Daniel y Cathy llegaron a la capilla momentos antes de que el coro desfilara por la nave. El cántico resultaba mucho más emotivo que en el disco de Cathy, pues sólo la foto del coro en la solapa daba una leve idea de cómo sería la experiencia.
Después de la bendición, Daniel sugirió que pasearan por los jardines para desembarazarse de las últimas legañas. Cogió la mano de Cathy y no la soltó hasta que volvieron una hora después al Trinity para tomar un modesto almuerzo.
Por la tarde la llevó al museo Fitzwilliam, donde Cathy se quedó fascinada al ver el Saturno devorando a sus hijos de Goya.
– Es un poco como la mesa de autoridades del Trinity -fue el único comentario de Daniel. Después se acercaron al Queen's College, donde asistieron a un recital de fugas de Bach, interpretado por un cuarteto de cuerda formado por estudiantes. Cuando salieron, ya habían encendido las luces de gas que flanqueaban la calle Queen.
– Más cenas no, por favor -se burló Cathy, mientras paseaban por el puente de las Matemáticas.
Daniel rió y, tras recoger su maleta, la condujo de regreso a Londres en su pequeño MG.
– Gracias por este fin de semana memorable -dijo Cathy, cuando se detuvieron frente al 135 -. De hecho, «memorable» no es la palabra adecuada para describir estos dos últimos días.

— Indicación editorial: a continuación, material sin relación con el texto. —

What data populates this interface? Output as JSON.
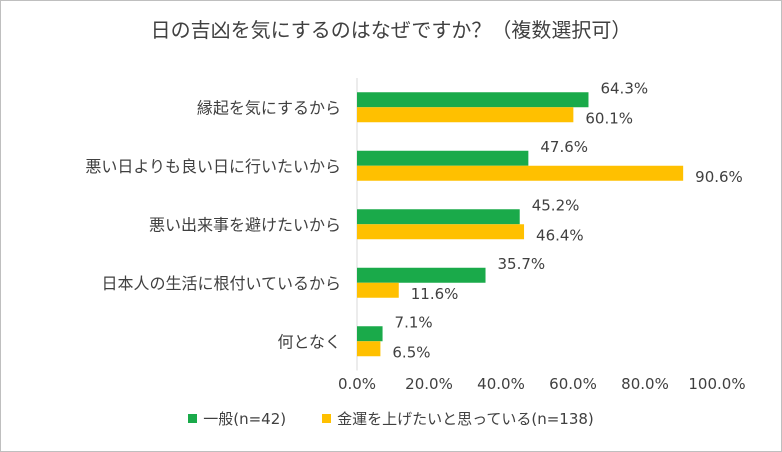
{
  "chart_data": {
    "type": "bar",
    "orientation": "horizontal",
    "title": "日の吉凶を気にするのはなぜですか？（複数選択可）",
    "categories": [
      "縁起を気にするから",
      "悪い日よりも良い日に行いたいから",
      "悪い出来事を避けたいから",
      "日本人の生活に根付いているから",
      "何となく"
    ],
    "series": [
      {
        "name": "一般(n=42)",
        "color": "#1aaa4a",
        "values": [
          64.3,
          47.6,
          45.2,
          35.7,
          7.1
        ],
        "labels": [
          "64.3%",
          "47.6%",
          "45.2%",
          "35.7%",
          "7.1%"
        ]
      },
      {
        "name": "金運を上げたいと思っている(n=138)",
        "color": "#ffc000",
        "values": [
          60.1,
          90.6,
          46.4,
          11.6,
          6.5
        ],
        "labels": [
          "60.1%",
          "90.6%",
          "46.4%",
          "11.6%",
          "6.5%"
        ]
      }
    ],
    "xlim": [
      0,
      100
    ],
    "xticks": [
      "0.0%",
      "20.0%",
      "40.0%",
      "60.0%",
      "80.0%",
      "100.0%"
    ],
    "xlabel": "",
    "ylabel": "",
    "legend_position": "bottom",
    "grid": false
  }
}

Daniel le dio un breve beso en la mejilla.
– Repitámoslo el próximo fin de semana -sugirió él.
– Si hablabas en serio cuando dijiste que te gustaban las mujeres delgadas, ni hablar.
– Muy bien, probémoslo de nuevo sin la comida; tal vez incluiremos una partida de tenis esta vez. Quizá sea la única forma de descubrir el nivel del segundo equipo femenino de la universidad de Melbourne.
Cathy lanzó una carcajada.
– ¿Le darás las gracias a tu madre por la maravillosa fiesta del jueves pasado? Ha sido una semana en verdad memorable.
– Lo haré, pero es muy probable que la veas antes de que yo tenga la oportunidad de transmitirle tu mensaje.
– ¿No vas a quedarte esta noche en casa de tus padres?
– No, debo volver a Cambridge… Tengo que dar una clase a las nueve de la mañana.
– Si me lo hubieras dicho, habría cogido el tren.
– Y yo me habría privado de dos horas de tu compañía -replicó Daniel, despidiéndose con un ademán.
Capítulo 41
La primera vez que durmieron juntos, en su incómoda cama individual, Cathy supo que quería pasar el resto de su vida con Daniel. Deseó únicamente que no fuera el hijo de sir Charles Trumper.
Le rogó que no hablara a sus padres de la relación que les unía. Estaba decidida a demostrar su valía en «Trumper's», explicó, y no quería recibir favores porque salía con el hijo del jefe.
Sin embargo, después de la subasta de plata, su descubrimiento sobre el hombre de la corbata amarilla y su informe bajo mano al periodista del Telegraph, no le importó tanto que los Trumper se enteraran de la situación.